In the middle of World War I, British intelligence, manifested by a man named R, pull Captain Edgar Brodie from the front line and give him a new identity, Richard Ashenden. He's sent to Switzerland and the Hotel Excelsior where a German agent is in hiding. British intelligence does not know who he is, just that he's in that hotel, so it's up to Ashenden, and the agent "wife" they provide for him, Elsa, to identify him on their own. Alongside is The General, a not general played by Peter Lorre with a wig, a mustache, and an earring. He's quite the character, and he's obviously so.

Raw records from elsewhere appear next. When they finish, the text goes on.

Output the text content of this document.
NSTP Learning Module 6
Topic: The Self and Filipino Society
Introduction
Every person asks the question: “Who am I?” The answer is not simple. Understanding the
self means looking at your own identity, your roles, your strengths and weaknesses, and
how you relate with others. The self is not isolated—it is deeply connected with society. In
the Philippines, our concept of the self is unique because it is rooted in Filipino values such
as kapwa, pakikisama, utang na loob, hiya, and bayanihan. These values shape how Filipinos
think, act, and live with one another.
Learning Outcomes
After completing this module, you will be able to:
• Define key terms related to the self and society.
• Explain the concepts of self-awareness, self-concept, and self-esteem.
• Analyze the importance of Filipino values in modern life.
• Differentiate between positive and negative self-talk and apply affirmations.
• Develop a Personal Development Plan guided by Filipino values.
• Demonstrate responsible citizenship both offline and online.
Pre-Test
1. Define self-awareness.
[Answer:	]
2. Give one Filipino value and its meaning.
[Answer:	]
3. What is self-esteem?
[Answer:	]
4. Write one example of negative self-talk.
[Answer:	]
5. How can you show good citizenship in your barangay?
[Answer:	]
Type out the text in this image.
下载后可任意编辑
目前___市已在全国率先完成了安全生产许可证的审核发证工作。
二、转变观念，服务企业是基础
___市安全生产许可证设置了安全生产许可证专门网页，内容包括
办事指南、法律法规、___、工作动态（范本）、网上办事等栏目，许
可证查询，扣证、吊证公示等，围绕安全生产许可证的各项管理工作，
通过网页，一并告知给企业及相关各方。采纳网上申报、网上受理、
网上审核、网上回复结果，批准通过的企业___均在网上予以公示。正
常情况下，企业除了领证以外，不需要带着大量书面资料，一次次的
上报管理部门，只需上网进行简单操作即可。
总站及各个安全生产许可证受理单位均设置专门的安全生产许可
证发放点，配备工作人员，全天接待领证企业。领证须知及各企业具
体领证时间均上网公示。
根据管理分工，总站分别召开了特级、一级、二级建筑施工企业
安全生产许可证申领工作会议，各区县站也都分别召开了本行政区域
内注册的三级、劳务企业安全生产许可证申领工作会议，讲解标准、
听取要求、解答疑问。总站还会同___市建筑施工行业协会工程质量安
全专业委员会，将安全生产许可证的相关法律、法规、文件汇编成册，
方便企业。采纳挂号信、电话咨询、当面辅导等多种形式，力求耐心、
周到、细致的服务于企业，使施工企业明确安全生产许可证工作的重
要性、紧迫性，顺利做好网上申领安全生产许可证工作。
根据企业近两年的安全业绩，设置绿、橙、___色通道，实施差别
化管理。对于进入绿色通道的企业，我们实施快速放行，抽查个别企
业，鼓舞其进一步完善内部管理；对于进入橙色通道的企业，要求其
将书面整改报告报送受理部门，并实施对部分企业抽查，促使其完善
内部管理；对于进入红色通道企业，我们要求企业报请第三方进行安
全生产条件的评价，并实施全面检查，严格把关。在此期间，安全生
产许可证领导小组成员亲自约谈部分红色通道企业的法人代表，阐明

Up to this point, there's nothing particularly wrong with the picture. It's fine and functional, a solid grounding for a spy adventure to come. The problem comes at about the halfway point when they think they get their man and they end up being wrong. The movie stops cold because there's a serious moral question that comes up and it shakes the pair of secret agents rather thoroughly. Suddenly, the movie isn't a spy adventure but a drama about the effects of the spy game and the fog of war on the individual caught in the middle of it.

Except that the movie is still going to push forward with the spy adventure stuff. It's that disconnect that really undermines what's going on. It splits in two. Ashenden and the General keep on with the spy adventure (prompted by a chance meeting that gets them going again, which is never a particularly satisfying way to move a plot forward after an hour). On the other hand, Elsa keeps on with the dramatic aspect (with a healthy dose of unearned pathos from a feeling of romance that's underserved and never feels genuine), skipping out on the spy game and Ashenden completely. The fact that she ends up running away with the actual spy (the only other prominent character in the film up to that point) and meets up with Ashenden as he has figured out who it is and tries to catch up is weird.

The movie ends with an appropriately climactic chase through a train that's technically competent but comes at the end of a movie that's been a rough journey, so it has limited impact.

Is it impossible to add in a heavy theme like the morals of spycraft and the fallout from a bad choice that leads to the death of an innocent man with a spy adventure? Not in the least. I could easily imagine that combination working really well. The problem is really the Elsa character. She's not terribly convincing in any major emotional thing she does, she doesn't affect the plot despite being one of the three protagonists, and her involvement tends to slow things down more than anything else. She feels like she was added late in the writing process to add a romantic interest and the dramatic question without really bothering with the two men who actually drive the plot forward.

It's a mixed bag. There's some basically entertaining stuff, mostly deriving from Peter Lorre and the chase sequences, but the mix of genres doesn't work and Elsa is not really a good character. It's an unfortunate step down from Hitchcock's masterfully entertaining The 39 Steps. Instead of the clear adventure, we get a muddle that attempts something serious and never finds a way to integrate it well. Oh well, I'm sure this Hitchcock fellow will manage to turn things around soon.